Ian Plenderleith, LISP Short Story Semi-Finalist


Can you please tell us about you? Where do you live and how is your daily life? 

I'm a freelance writer and journalist living in Frankfurt, but I also work as a football trainer and referee to get me out of the house. Writing is a lonely profession, and it's easy to spend way too much time sitting at your computer - my ideas come mainly when I'm somewhere far away from my office. I try and write every day, usually during the mornings when the rest of the family has gone to work. Sometimes I'll go to a cafe in the afternoons because shutting out the noise around me lets me into a mental zone where I'm really productive. I'm not sure why.

When did you start writing? How often do you write? 

I started writing in my 20s, when I still had a full-time job. I had more time to write when I became a house-dad in the late 90s, and one of my short stories won second prize in an Observer competition, which gave me a real boost. I had a book of short stories called 'For Whom the Ball Rolls' published by Orion Books in 2001. It's a curious collection. Half the stories are based around football, half are not. The editor who had the courage to take me on was never allowed to commission fiction again. No one seemed to know how to market it or even which section of the book shop to file it. No publisher would touch something like that nowadays.

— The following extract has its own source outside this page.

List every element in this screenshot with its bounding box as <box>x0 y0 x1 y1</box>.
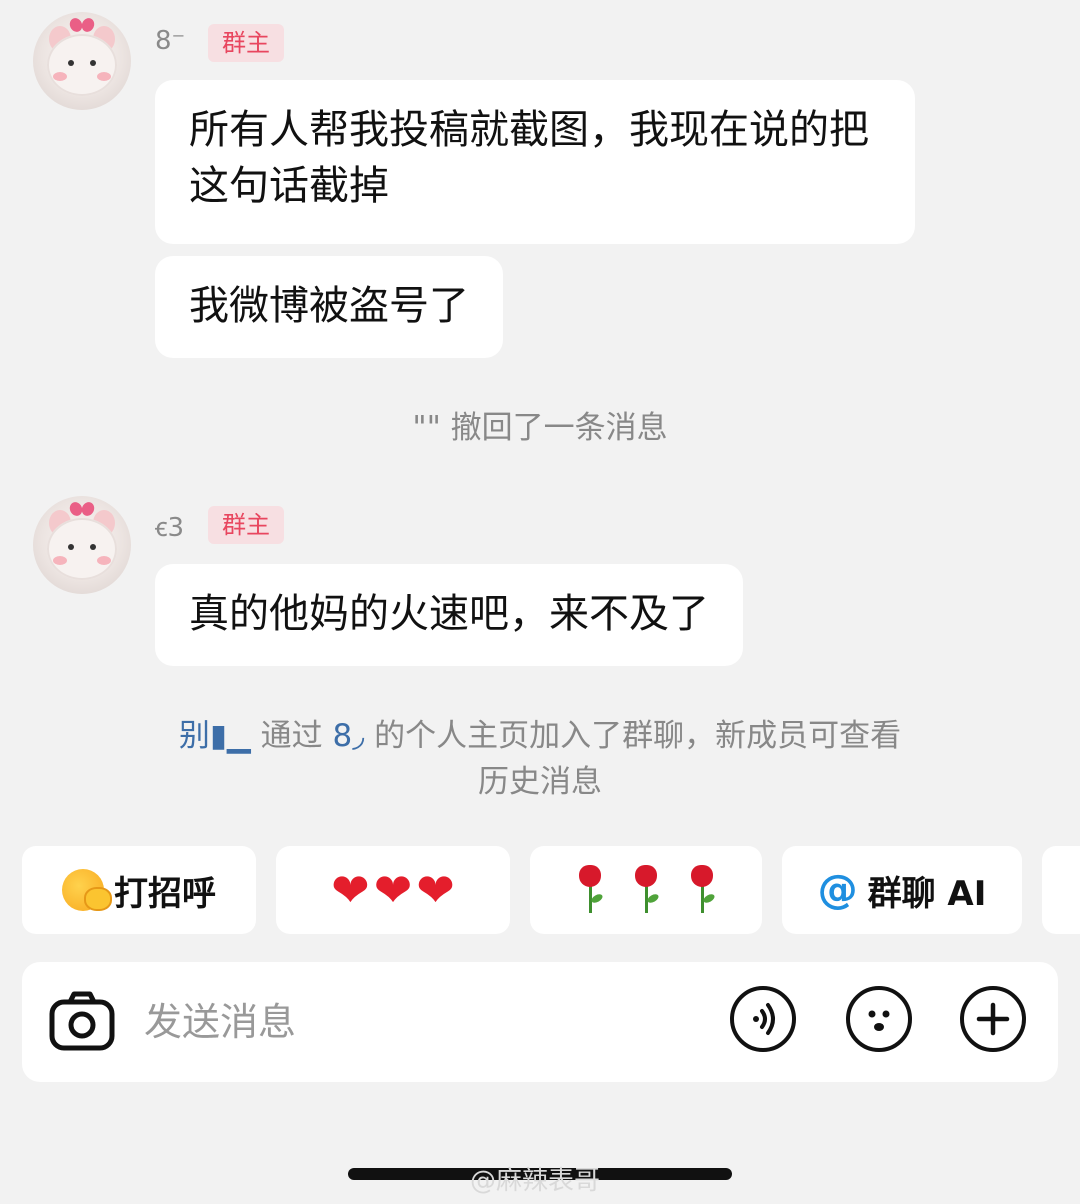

How did you feel when you learned that you are a Semi-Finalist on The London Independent Story Prize? 

Every writer craves recognition. When you're swimming up the river of rejection - from agents, publishers and competitions - then a sign from beyond that someone you don't know has read your work and enjoyed it is worth more than a bathtub of diamonds (apologies for the shoddy metaphors).

What's the best thing and the hardest thing about writing a short story? 

The best part is that second when you have an idea for a story, scribbling it down on a scrap of paper, or - nowadays - frantically thumbing it in to your smartphone 'Notes' before you forget it. I love rushing through a first draft too. The hard work comes when you refine and re-write. I used to be too lazy to do this and would send out sub-standard work. Now I can re-draft a story 10-15 times before I'm happy with it.

How did you come up with the idea for your LISP selected story? Is there a story behind your story?

'Aim High' is part of a cycle of stories I'm working on that are all set in the 70s/early 80s in my home town of Market Rasen, in Lincolnshire. Most of them are loosely based on events and people from the time. 'Aim High' is typical in that it starts with an event that actually happened, then fiction steals that event and runs off with it (and probably violates and corrupts it in the process).

Can you please give us a few tips about writing a 1500-word short story story?

I tend to over-write in first drafts, so my advice would be - don't overthink the word count when you start writing. You can always make cuts. You may think your prose is too precious to cut, but it's not.

What's the best thing about writing competitions? 

The obvious answer is winning, but that's not the correct one. When publishers will barely touch story collections, and your agent tells you, "I can send them to ten editors if you want, but I know what the answer will be," then competitions are one of the few outlets where you feel that someone may take the time to read your work. Last year I made the final of the Scottish Arts Trust Short Story award - they told us that the stories were judged by a series of panels, and that each story in the final had been read by around 40 different people. To know that a decent portion of those people evaluated and likely enjoyed your work re-fuels your will to sit down and keep writing.

The other thing I like about competitions is that they drive you to produce better work. You might re-read a story you entered in a previous competition, and suddenly you realise why it didn't work (and are mortified that you didn't take more care with it). I have one particular story that I’m really fond of that I've probably entered in about a dozen competitions down the years, without a sniff of success. Yet every year I dust it off and have another go at it. Though, I have to admit, it's a bleak one.

Lastly, do you recommend that writers give it a go on LISP?

Of course. Everyone should write, just as everyone should read.